FIG. 5 is a schematic configuration diagram of a pipe body cleaning apparatus according to a second embodiment of the present invention.

FIG. 6 is a schematic configuration diagram of a tubular body cleaning device according to a third embodiment of the invention.

FIG. 7 is a schematic configuration diagram of a tubular body cleaning device according to a fourth embodiment of the invention.

FIG. 8 is a schematic configuration diagram of a tubular body cleaning device according to a fifth embodiment of the invention.

FIG. 9 is a schematic configuration diagram of a pipe body cleaning apparatus according to a sixth embodiment of the present invention.

FIG. 10 is a schematic configuration diagram of a tube body cleaning device according to a seventh embodiment of the invention.

FIG. 11 is a schematic configuration diagram of a pipe body cleaning apparatus according to a seventh embodiment of the present invention.

FIG. 12 is a schematic configuration diagram of a boiler device.

FIG. 13: Combustion ash adheres to the heat transfer tube in the boiler device,
It is sectional drawing which shows the state which accumulates.

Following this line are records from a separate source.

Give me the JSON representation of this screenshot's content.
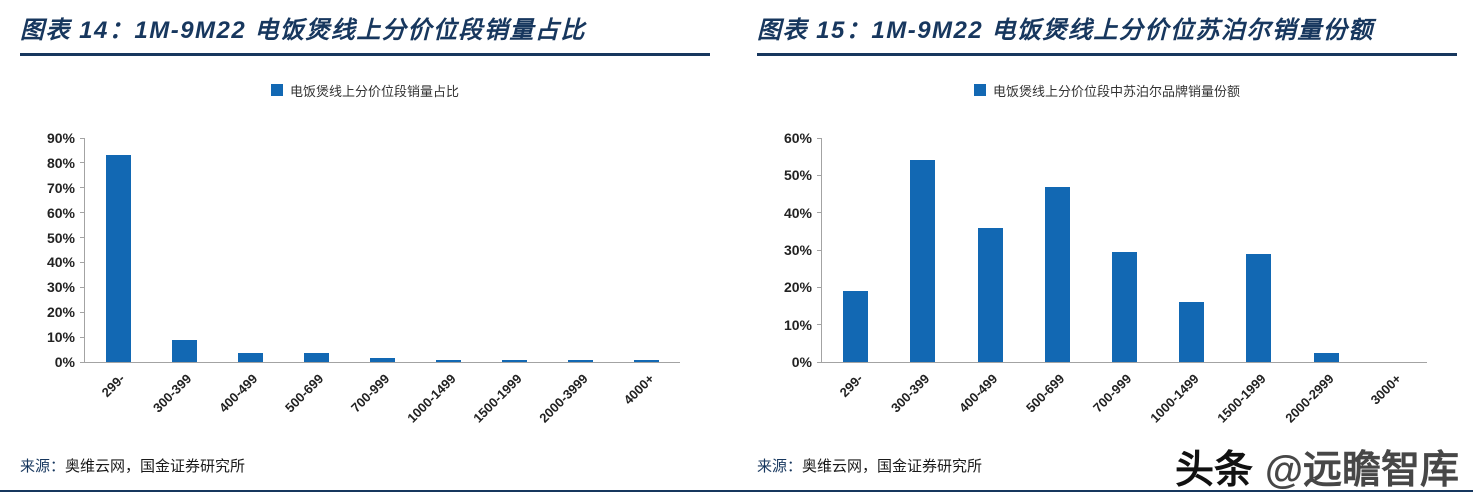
{
  "page": {
    "watermark": {
      "brand": "头条",
      "handle": "@远瞻智库"
    },
    "colors": {
      "bar_blue": "#1268b3",
      "title_navy": "#17375e",
      "axis_gray": "#a3a3a3"
    }
  },
  "chart_data": [
    {
      "type": "bar",
      "title": "图表 14：1M-9M22 电饭煲线上分价位段销量占比",
      "legend": [
        "电饭煲线上分价位段销量占比"
      ],
      "categories": [
        "299-",
        "300-399",
        "400-499",
        "500-699",
        "700-999",
        "1000-1499",
        "1500-1999",
        "2000-3999",
        "4000+"
      ],
      "values": [
        83,
        9,
        3.5,
        3.5,
        1.8,
        1,
        1,
        1,
        1
      ],
      "ylim": [
        0,
        90
      ],
      "ytick_step": 10,
      "ytick_labels": [
        "0%",
        "10%",
        "20%",
        "30%",
        "40%",
        "50%",
        "60%",
        "70%",
        "80%",
        "90%"
      ],
      "xlabel": "",
      "ylabel": "",
      "grid": false,
      "legend_position": "top",
      "source_label": "来源：",
      "source_text": "奥维云网，国金证券研究所"
    },
    {
      "type": "bar",
      "title": "图表 15：1M-9M22 电饭煲线上分价位苏泊尔销量份额",
      "legend": [
        "电饭煲线上分价位段中苏泊尔品牌销量份额"
      ],
      "categories": [
        "299-",
        "300-399",
        "400-499",
        "500-699",
        "700-999",
        "1000-1499",
        "1500-1999",
        "2000-2999",
        "3000+"
      ],
      "values": [
        19,
        54,
        36,
        47,
        29.5,
        16,
        29,
        2.5,
        0
      ],
      "ylim": [
        0,
        60
      ],
      "ytick_step": 10,
      "ytick_labels": [
        "0%",
        "10%",
        "20%",
        "30%",
        "40%",
        "50%",
        "60%"
      ],
      "xlabel": "",
      "ylabel": "",
      "grid": false,
      "legend_position": "top",
      "source_label": "来源：",
      "source_text": "奥维云网，国金证券研究所"
    }
  ]
}
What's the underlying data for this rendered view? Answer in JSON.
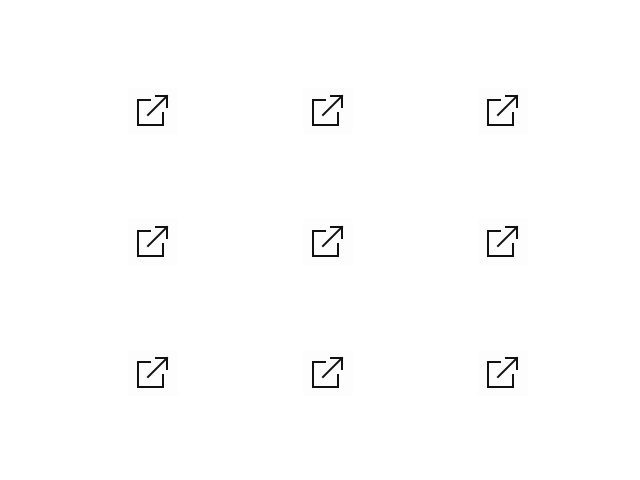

FIG. 14 is a schematic configuration diagram of a conventionally proposed cleaning device.

[Explanation of symbols]

 1 Furnace Wall 2 Heat Transfer Tube Group 3 Cavity 4 Sound Wave Generator 5 Speaker 6 Resonance Tube 7 Resonance Mode 8 Monitoring Camera 9a, 9b Oscillator 10a, 10b Power Amplifier 11 CCD Camera 12 Sight Plate 13 Image Processor 14 Monitor TV 15 Frequency Control 16 Laser source 17 Optical sensor G Combustion gas

 ─────────────────────────────────────────────────── ─── Continuation of the front page (72) Inventor Koujiro Yamada 3-36 Takaracho, Kure City, Hiroshima Prefecture Babkotuku Hitachi Ltd. Kure Laboratory

Claims (4)

[Claims] 1. A sound wave generator is installed in a cavity formed between a tube group and an adjacent tube group, and a sound wave emitted from the sound wave generator sets the cavity to a resonance mode to produce a tube. A pipe body cleaning device, which removes dusts attached to the body. 2. The frequency according to claim 1, wherein a frequency of a sound wave emitted from the sound wave generator is changeable, and a detection means for detecting whether or not the cavity is in a resonance mode is provided, and the detection is performed. A tubular body cleaning device configured to adjust the frequency of the sound wave generator in a frequency range in which the resonance mode of the cavity is detected by the means. 3. The tube body cleaning device according to claim 1, wherein the position of the antinode of the resonance waveform formed in the cavity is adjustable. 4. The heat transfer tube group is arranged at a predetermined interval along the flow direction of the combustion gas, and a sound wave generator is installed in a cavity formed between the heat transfer tube group and an adjacent heat transfer tube group. Then
A boiler apparatus for removing combustion ash adhering to a tube body by causing a cavity portion including the heat transfer tube group to be in a resonance mode by a sound wave emitted from the sound wave generator.